'Hiç bu kadar adileşmemişlerdi'
Devlet Bakanı ve Başmüzakereci Egemen Bağış, ''Silivri ile Kandil arasında teleferikle dolaşan zihniyetin artık bu milletin üzerinden elini çekmesinin vakti gelmiştir'' dedi.
Bağış, Türkiye İşadamları ve Sanayiciler Konfederasyonu (TUSKON) ve Marmara İş Hayatı Dernekleri Federasyonu (MARİFED) üyeleri ile Crowne Plaza İstanbul Asia Business Hotel Pendik'te bir araya geldi.

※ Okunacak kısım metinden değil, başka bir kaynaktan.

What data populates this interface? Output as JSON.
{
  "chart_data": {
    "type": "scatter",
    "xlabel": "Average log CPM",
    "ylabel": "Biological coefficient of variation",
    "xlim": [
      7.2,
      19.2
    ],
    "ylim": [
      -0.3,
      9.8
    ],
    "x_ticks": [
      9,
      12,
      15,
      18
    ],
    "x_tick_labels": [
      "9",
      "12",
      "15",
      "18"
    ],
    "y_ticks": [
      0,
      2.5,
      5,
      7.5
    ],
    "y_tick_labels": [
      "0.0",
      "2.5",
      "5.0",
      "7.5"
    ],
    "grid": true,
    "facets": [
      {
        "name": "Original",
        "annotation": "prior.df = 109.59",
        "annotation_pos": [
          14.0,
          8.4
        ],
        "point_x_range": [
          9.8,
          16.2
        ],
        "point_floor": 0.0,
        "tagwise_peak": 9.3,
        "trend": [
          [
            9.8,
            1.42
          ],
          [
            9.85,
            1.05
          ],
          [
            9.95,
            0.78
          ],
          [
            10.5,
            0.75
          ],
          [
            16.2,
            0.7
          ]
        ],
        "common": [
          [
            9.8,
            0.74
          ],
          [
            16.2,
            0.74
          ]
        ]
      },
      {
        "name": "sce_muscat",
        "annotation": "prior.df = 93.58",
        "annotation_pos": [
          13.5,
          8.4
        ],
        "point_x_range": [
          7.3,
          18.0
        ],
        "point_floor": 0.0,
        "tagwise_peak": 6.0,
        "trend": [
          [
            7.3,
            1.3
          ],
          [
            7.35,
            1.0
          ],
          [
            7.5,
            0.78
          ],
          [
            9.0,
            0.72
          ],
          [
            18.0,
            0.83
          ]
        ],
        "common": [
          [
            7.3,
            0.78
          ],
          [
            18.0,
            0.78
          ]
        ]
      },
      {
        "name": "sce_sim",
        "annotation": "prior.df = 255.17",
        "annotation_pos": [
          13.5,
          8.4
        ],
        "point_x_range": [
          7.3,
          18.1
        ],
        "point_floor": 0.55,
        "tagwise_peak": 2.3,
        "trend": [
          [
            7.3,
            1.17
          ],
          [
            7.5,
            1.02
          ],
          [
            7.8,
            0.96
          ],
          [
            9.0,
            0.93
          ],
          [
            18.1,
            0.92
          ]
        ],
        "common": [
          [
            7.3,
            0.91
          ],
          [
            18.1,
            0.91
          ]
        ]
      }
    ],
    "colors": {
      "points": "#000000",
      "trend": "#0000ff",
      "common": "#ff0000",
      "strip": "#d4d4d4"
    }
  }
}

Bağış, yaptığı konuşmada, TUSKON ve üye derneklerinin, Türkiye sevdalılarından oluştuğunu kaydederek, ''Ama bu arkadaşlarımızın, diğer iş dünyasındaki derneklerden, kuruluşlardan biraz farklı bir yönü var. Onlar, siyasete destek vererek, Türkiye'nin önünü açmaya çalışıyorlar. Bu ülkede biliyorsunuz adı yine 'T' ile başlayan başka bir iş dünyası kuruluşu, kendisini Türkiye'de siyaset üstü bir kurum olarak gördü. Şimdi herhalde onlar da milli iradenin muktedir olmaya başladığını gördüler. Türkiye'nin şeffaf bir anayasaya kavuşma ihtiyacını dile getirmeye başlamış olmaları önemli bir gelişmedir'' ifadesini kullandı.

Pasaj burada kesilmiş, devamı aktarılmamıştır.